Sunday, 25 March 2007

The Veiling of Images

For centuries, it has been the practice in the Catholic Church to cover images in the fortnight before Easter. Here is the main sanctuary, with the processional cross and High Altar cross veiled in purple.

This derives from the ancient custom - still practised in many countries - of removing or veiling images in times of death and great mourning. In rural Ireland it was the custom to mark a death by turning pictures towards the wall. In many cultures, women veil themsleves at funerals, as a mark of mourning.

By covering images, we emphasise the solemnity and sadness of this time, when we prepare for the Passion and death of Jesus. Images speak of beauty, of celebration and consolation; but now there is a disruption of the familiar landscape, familiar objects are removed from view, all is stark and desolate.

This sombre mood will reach its climax in the night of Jesus' arrest, Maundy Thursday, when the altar itself will be stripped and laid bare, as he was stripped before the soldiers. atttttttttttttttt
So the mood now is solemn, earnest - as we wait in anticipation of the colour, light and celebration of the Resurrection.


Anonymous said...

In our parish (Michigan, US), we cover all statues on the Fifth Sunday of Lent...but in defiance of the liturgical office of the archdiocese.
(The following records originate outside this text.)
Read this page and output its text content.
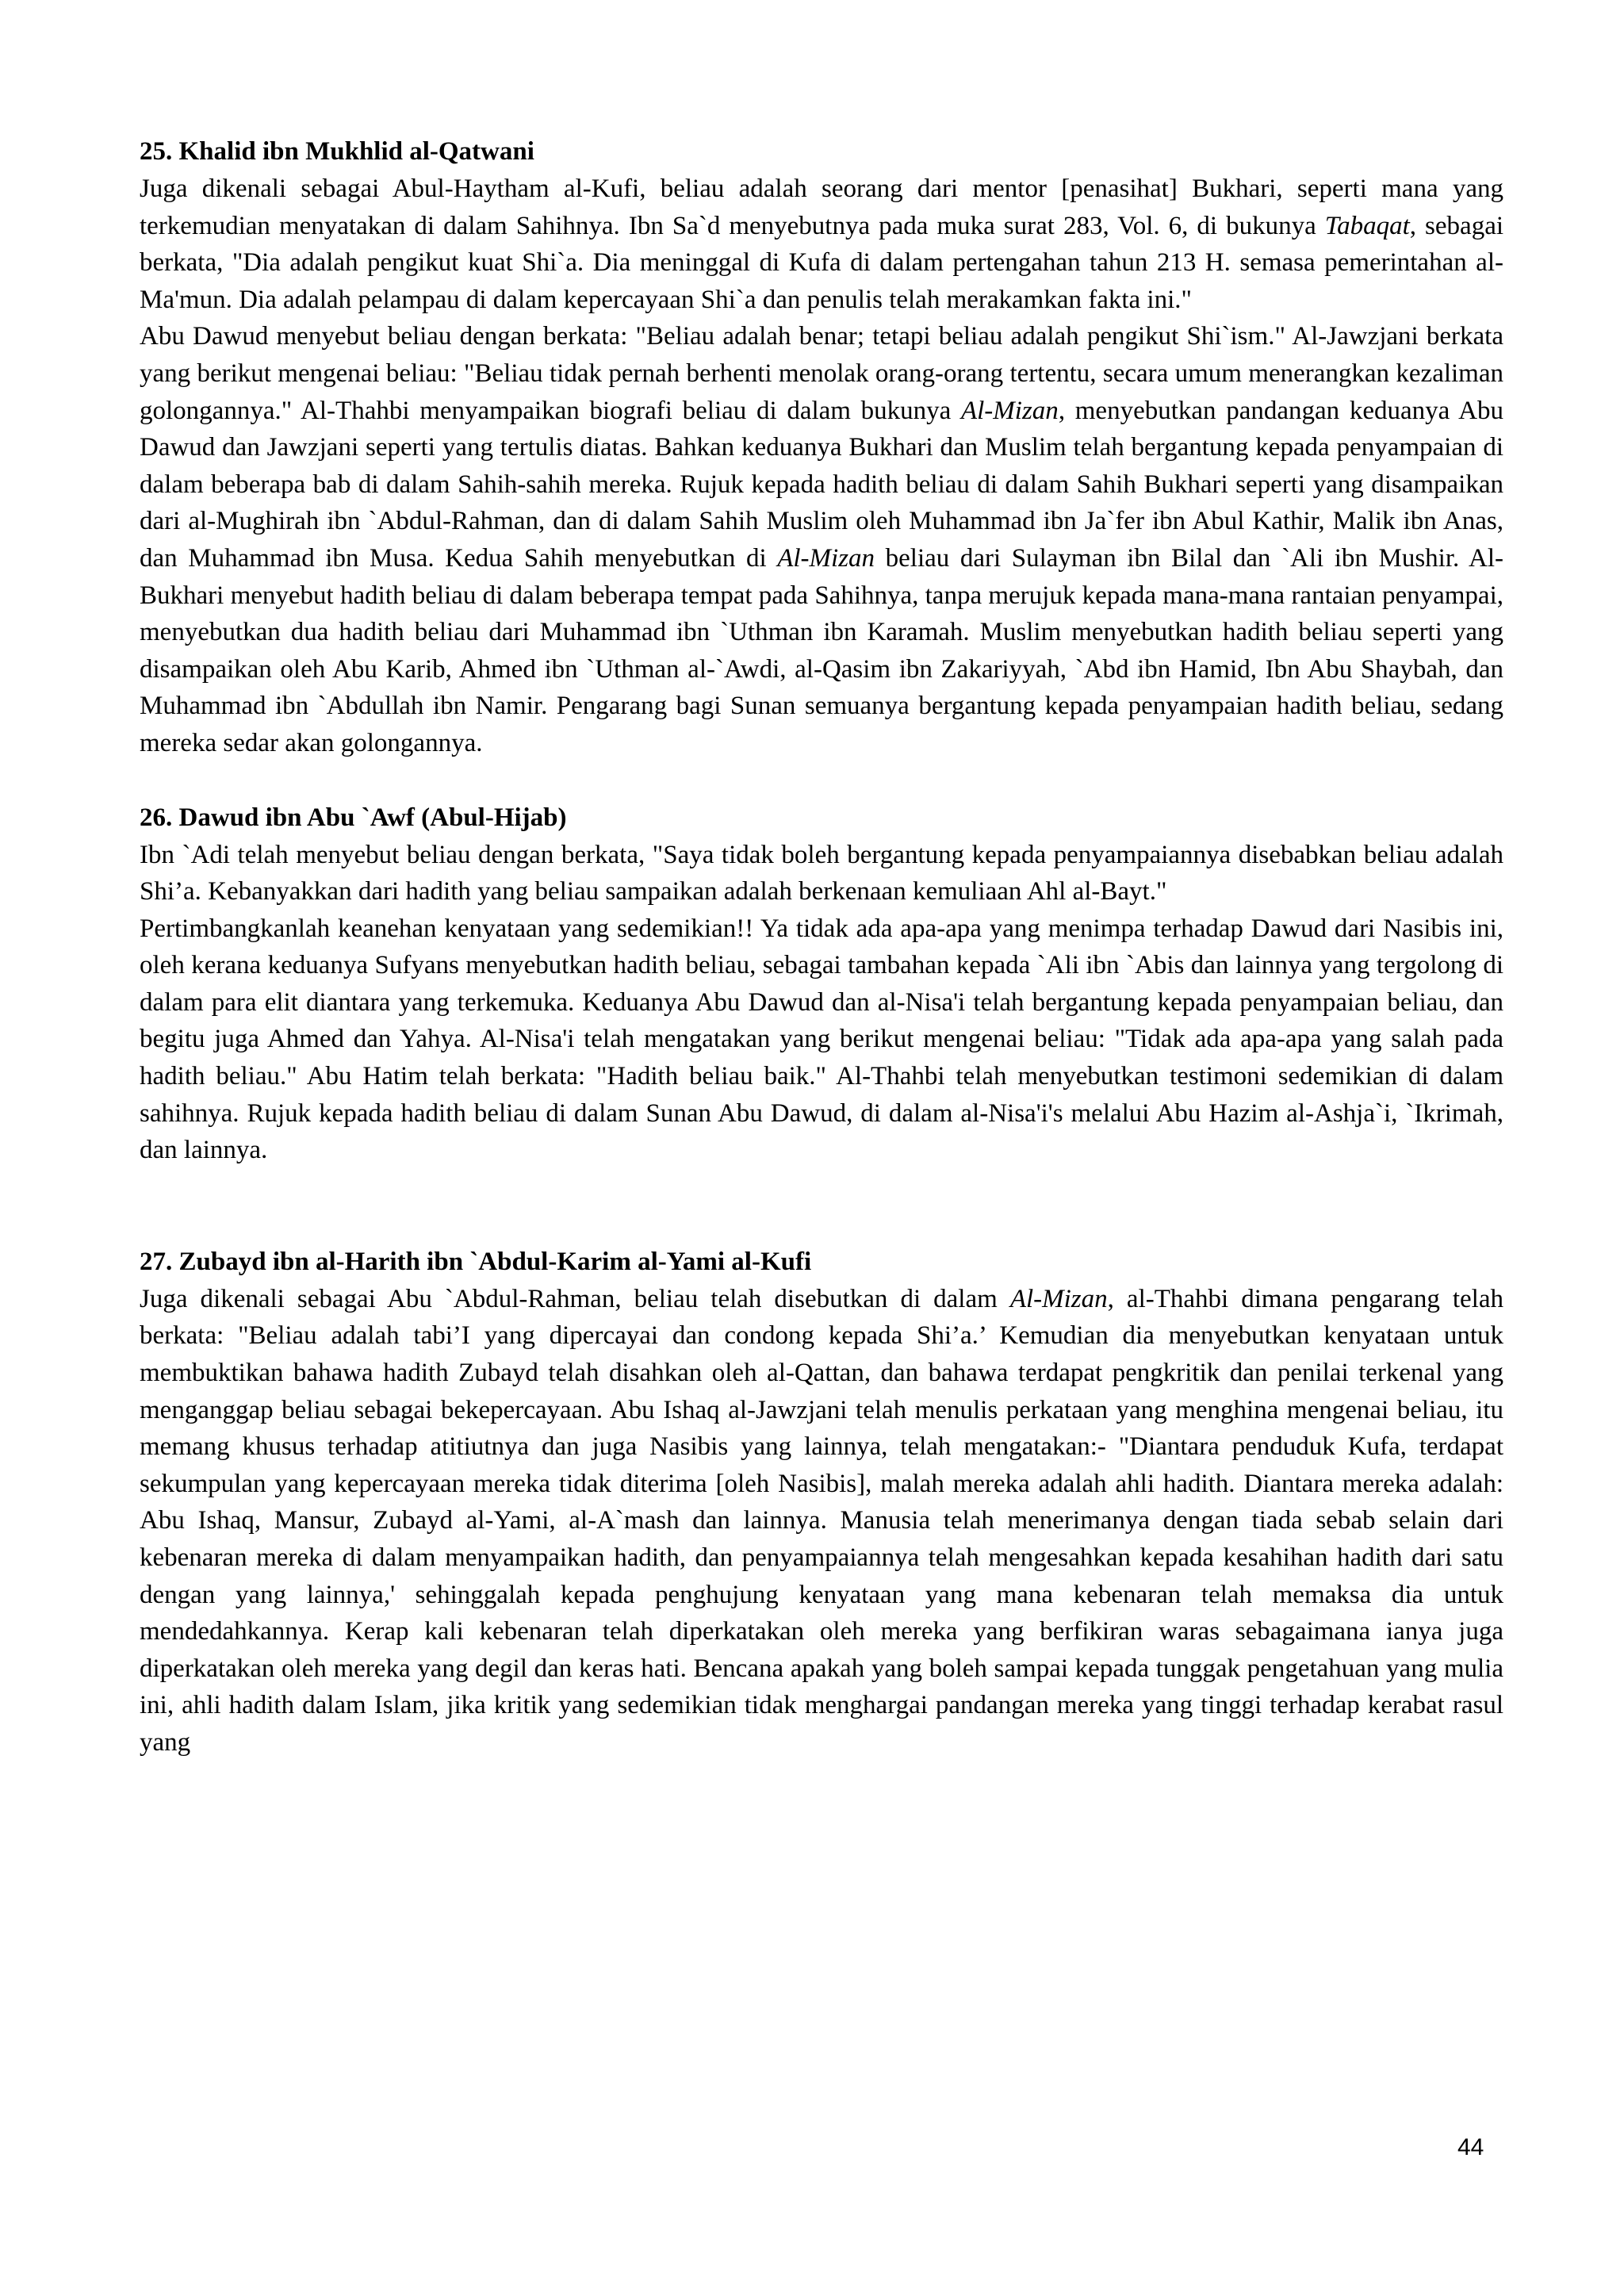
25. Khalid ibn Mukhlid al-Qatwani

Juga dikenali sebagai Abul-Haytham al-Kufi, beliau adalah seorang dari mentor [penasihat] Bukhari, seperti mana yang terkemudian menyatakan di dalam Sahihnya. Ibn Sa`d menyebutnya pada muka surat 283, Vol. 6, di bukunya Tabaqat, sebagai berkata, "Dia adalah pengikut kuat Shi`a. Dia meninggal di Kufa di dalam pertengahan tahun 213 H. semasa pemerintahan al-Ma'mun. Dia adalah pelampau di dalam kepercayaan Shi`a dan penulis telah merakamkan fakta ini."

Abu Dawud menyebut beliau dengan berkata: "Beliau adalah benar; tetapi beliau adalah pengikut Shi`ism." Al-Jawzjani berkata yang berikut mengenai beliau: "Beliau tidak pernah berhenti menolak orang-orang tertentu, secara umum menerangkan kezaliman golongannya." Al-Thahbi menyampaikan biografi beliau di dalam bukunya Al-Mizan, menyebutkan pandangan keduanya Abu Dawud dan Jawzjani seperti yang tertulis diatas. Bahkan keduanya Bukhari dan Muslim telah bergantung kepada penyampaian di dalam beberapa bab di dalam Sahih-sahih mereka. Rujuk kepada hadith beliau di dalam Sahih Bukhari seperti yang disampaikan dari al-Mughirah ibn `Abdul-Rahman, dan di dalam Sahih Muslim oleh Muhammad ibn Ja`fer ibn Abul Kathir, Malik ibn Anas, dan Muhammad ibn Musa. Kedua Sahih menyebutkan di Al-Mizan beliau dari Sulayman ibn Bilal dan `Ali ibn Mushir. Al-Bukhari menyebut hadith beliau di dalam beberapa tempat pada Sahihnya, tanpa merujuk kepada mana-mana rantaian penyampai, menyebutkan dua hadith beliau dari Muhammad ibn `Uthman ibn Karamah. Muslim menyebutkan hadith beliau seperti yang disampaikan oleh Abu Karib, Ahmed ibn `Uthman al-`Awdi, al-Qasim ibn Zakariyyah, `Abd ibn Hamid, Ibn Abu Shaybah, dan Muhammad ibn `Abdullah ibn Namir. Pengarang bagi Sunan semuanya bergantung kepada penyampaian hadith beliau, sedang mereka sedar akan golongannya.

26. Dawud ibn Abu `Awf (Abul-Hijab)

Ibn `Adi telah menyebut beliau dengan berkata, "Saya tidak boleh bergantung kepada penyampaiannya disebabkan beliau adalah Shi’a. Kebanyakkan dari hadith yang beliau sampaikan adalah berkenaan kemuliaan Ahl al-Bayt."

Pertimbangkanlah keanehan kenyataan yang sedemikian!! Ya tidak ada apa-apa yang menimpa terhadap Dawud dari Nasibis ini, oleh kerana keduanya Sufyans menyebutkan hadith beliau, sebagai tambahan kepada `Ali ibn `Abis dan lainnya yang tergolong di dalam para elit diantara yang terkemuka. Keduanya Abu Dawud dan al-Nisa'i telah bergantung kepada penyampaian beliau, dan begitu juga Ahmed dan Yahya. Al-Nisa'i telah mengatakan yang berikut mengenai beliau: "Tidak ada apa-apa yang salah pada hadith beliau." Abu Hatim telah berkata: "Hadith beliau baik." Al-Thahbi telah menyebutkan testimoni sedemikian di dalam sahihnya. Rujuk kepada hadith beliau di dalam Sunan Abu Dawud, di dalam al-Nisa'i's melalui Abu Hazim al-Ashja`i, `Ikrimah, dan lainnya.

27. Zubayd ibn al-Harith ibn `Abdul-Karim al-Yami al-Kufi

Juga dikenali sebagai Abu `Abdul-Rahman, beliau telah disebutkan di dalam Al-Mizan, al-Thahbi dimana pengarang telah berkata: "Beliau adalah tabi’I yang dipercayai dan condong kepada Shi’a.’ Kemudian dia menyebutkan kenyataan untuk membuktikan bahawa hadith Zubayd telah disahkan oleh al-Qattan, dan bahawa terdapat pengkritik dan penilai terkenal yang menganggap beliau sebagai bekepercayaan. Abu Ishaq al-Jawzjani telah menulis perkataan yang menghina mengenai beliau, itu memang khusus terhadap atitiutnya dan juga Nasibis yang lainnya, telah mengatakan:- "Diantara penduduk Kufa, terdapat sekumpulan yang kepercayaan mereka tidak diterima [oleh Nasibis], malah mereka adalah ahli hadith. Diantara mereka adalah: Abu Ishaq, Mansur, Zubayd al-Yami, al-A`mash dan lainnya. Manusia telah menerimanya dengan tiada sebab selain dari kebenaran mereka di dalam menyampaikan hadith, dan penyampaiannya telah mengesahkan kepada kesahihan hadith dari satu dengan yang lainnya,' sehinggalah kepada penghujung kenyataan yang mana kebenaran telah memaksa dia untuk mendedahkannya. Kerap kali kebenaran telah diperkatakan oleh mereka yang berfikiran waras sebagaimana ianya juga diperkatakan oleh mereka yang degil dan keras hati. Bencana apakah yang boleh sampai kepada tunggak pengetahuan yang mulia ini, ahli hadith dalam Islam, jika kritik yang sedemikian tidak menghargai pandangan mereka yang tinggi terhadap kerabat rasul yang

44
As you stated, so doing emphasizes the "solemnity and sadness of this time". Good liturgy is good drama. We Catholics worship with all of our senses and we pray using our bodies.

For this reason, I was pleased to read about "The veiling of images".

S.R. Fraczek said...

Do all churches adopt this 'two weeks' rule? Some only seem to veil images in Holy Week, others do it for longer.
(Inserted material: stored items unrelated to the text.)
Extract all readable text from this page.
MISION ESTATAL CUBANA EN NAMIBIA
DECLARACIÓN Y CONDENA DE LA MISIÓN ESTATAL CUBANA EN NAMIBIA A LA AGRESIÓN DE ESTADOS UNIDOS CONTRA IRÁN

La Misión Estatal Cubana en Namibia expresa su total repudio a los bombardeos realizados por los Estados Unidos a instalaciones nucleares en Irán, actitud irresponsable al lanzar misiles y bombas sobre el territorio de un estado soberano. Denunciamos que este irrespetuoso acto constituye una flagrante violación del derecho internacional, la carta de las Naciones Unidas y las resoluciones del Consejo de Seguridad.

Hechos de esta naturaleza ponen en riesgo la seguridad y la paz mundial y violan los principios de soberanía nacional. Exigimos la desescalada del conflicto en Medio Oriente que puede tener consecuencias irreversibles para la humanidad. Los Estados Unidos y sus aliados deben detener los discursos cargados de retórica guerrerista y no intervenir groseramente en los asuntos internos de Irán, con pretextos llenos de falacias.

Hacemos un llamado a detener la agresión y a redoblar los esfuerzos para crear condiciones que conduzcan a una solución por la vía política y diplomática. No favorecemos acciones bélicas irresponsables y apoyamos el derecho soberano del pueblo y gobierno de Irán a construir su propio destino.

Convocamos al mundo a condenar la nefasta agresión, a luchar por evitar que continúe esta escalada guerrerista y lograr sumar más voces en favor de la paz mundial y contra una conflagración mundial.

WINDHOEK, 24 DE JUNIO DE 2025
In the Anglican communion, some more catholic parishes veil them from the start of Lent - I visited Southwell Minster in the second week, and the crucifix on the altar was covered with sackcloth.

Mark Langham said...

The 'two week' rule is a relic of the days when the fifth Sunday of Lent was known as 'Passion Sunday', and was the time when the images were veiled.
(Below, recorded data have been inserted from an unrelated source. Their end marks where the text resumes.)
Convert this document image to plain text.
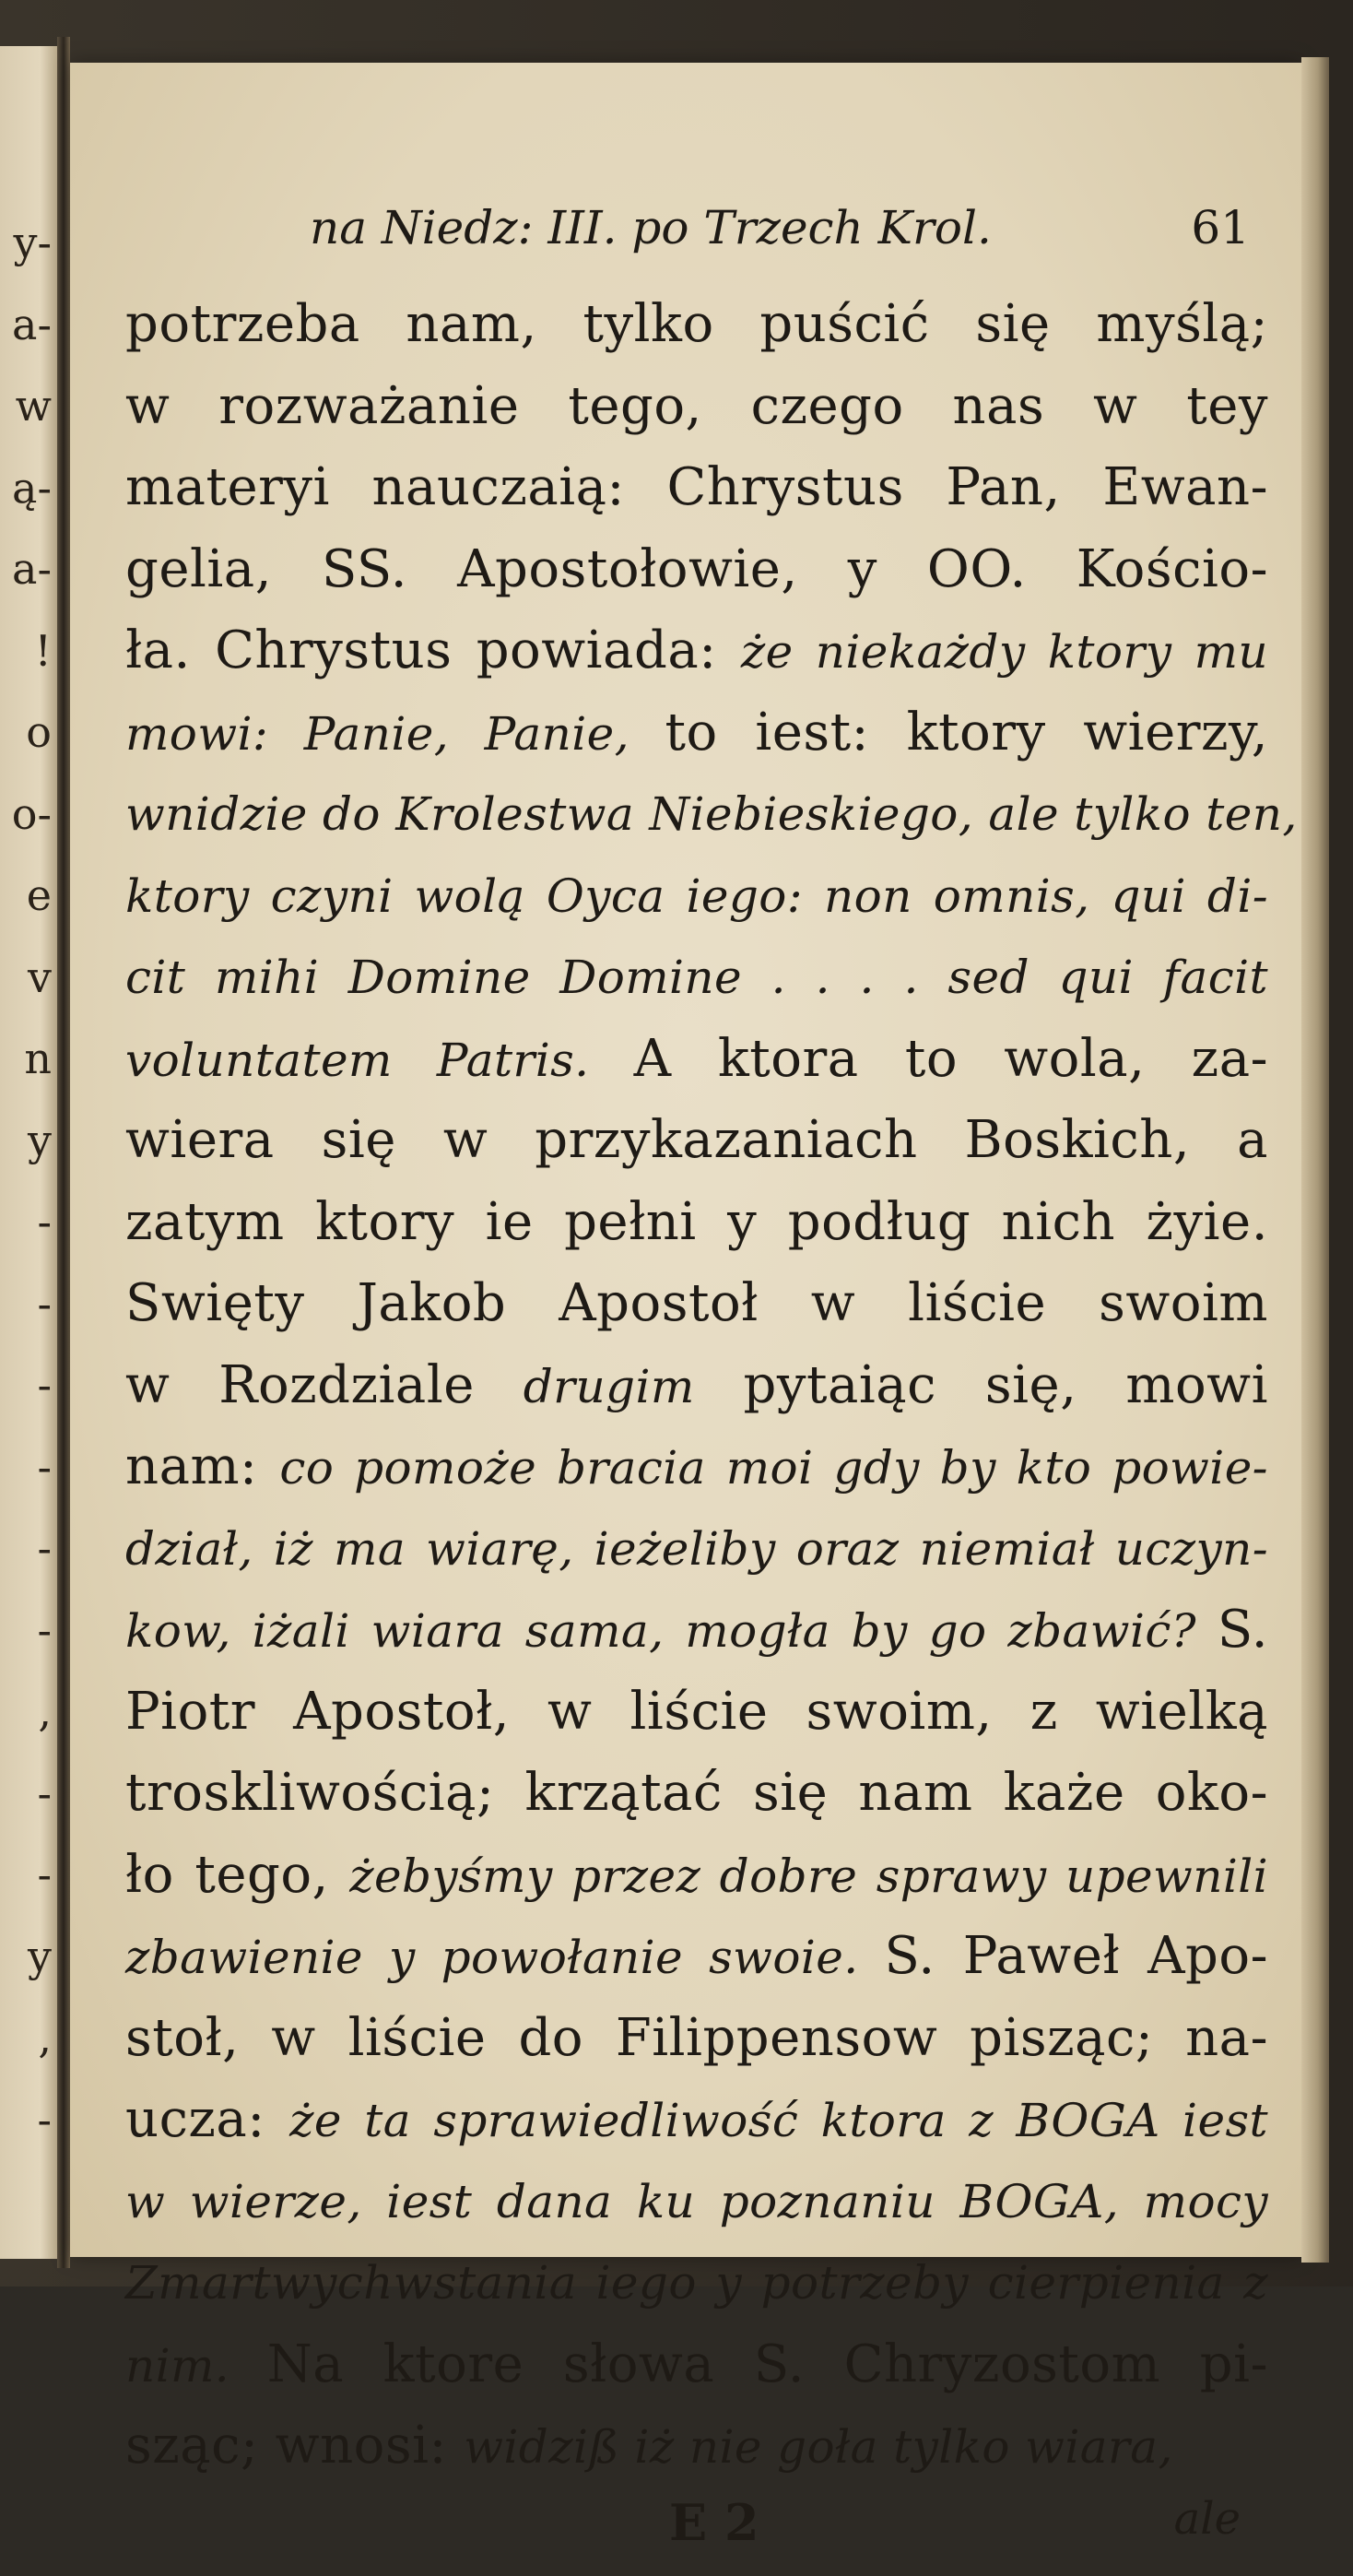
y-
a-
w
ą-
a-
!
o
o-
e
v
n
y
-
-
-
-
-
-
,
-
-
y
,
-
na Niedz: III. po Trzech Krol.	61
potrzeba nam, tylko puścić się myślą;
w rozważanie tego, czego nas w tey
materyi nauczaią: Chrystus Pan, Ewan-
gelia, SS. Apostołowie, y OO. Kościo-
ła. Chrystus powiada: że niekażdy ktory mu
mowi: Panie, Panie, to iest: ktory wierzy,
wnidzie do Krolestwa Niebieskiego, ale tylko ten,
ktory czyni wolą Oyca iego: non omnis, qui di-
cit mihi Domine Domine . . . . sed qui facit
voluntatem Patris. A ktora to wola, za-
wiera się w przykazaniach Boskich, a
zatym ktory ie pełni y podług nich żyie.
Swięty Jakob Apostoł w liście swoim
w Rozdziale drugim pytaiąc się, mowi
nam: co pomoże bracia moi gdy by kto powie-
dział, iż ma wiarę, ieżeliby oraz niemiał uczyn-
kow, iżali wiara sama, mogła by go zbawić? S.
Piotr Apostoł, w liście swoim, z wielką
troskliwością; krzątać się nam każe oko-
ło tego, żebyśmy przez dobre sprawy upewnili
zbawienie y powołanie swoie. S. Paweł Apo-
stoł, w liście do Filippensow pisząc; na-
ucza: że ta sprawiedliwość ktora z BOGA iest
w wierze, iest dana ku poznaniu BOGA, mocy
Zmartwychwstania iego y potrzeby cierpienia z
nim. Na ktore słowa S. Chryzostom pi-
sząc; wnosi: widziß iż nie goła tylko wiara,
E 2	ale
In the Sarum Rite (the rite used in most of medieval England) altars were covered from the beginning of Lent in 'Lenten Array' - unbleached cloth. This survives in many Anglican parishes. Westminster Abbey, just up the road from here, has a cloth stretched right across the sanctuary, veiling the reredos.

Anonymous said...

I have been to the cathedral and I have seen the statues that have been covered. How many statues in total are covered? Also who is the lucky person who gets to cover them?

Mark Langham said...

We cover everything we can (sometimes with varying degrees of success!), which makes about twenty statues in the Cathedral, crypt, sacristy and Clergy House. We have not found a way of veiling mosaic images. Tbe work is done by the sub-administrator and sacristans, with help form the maintenance department - quite an operation!

Anonymous said...

I note that at today's Chrism mass the High Altar cross was veiled in white, yet was not veiled in red on Palm Sunday or in white on the Solemnity of the Annunication. What is the rationale for the use of white at the Chrism Mass?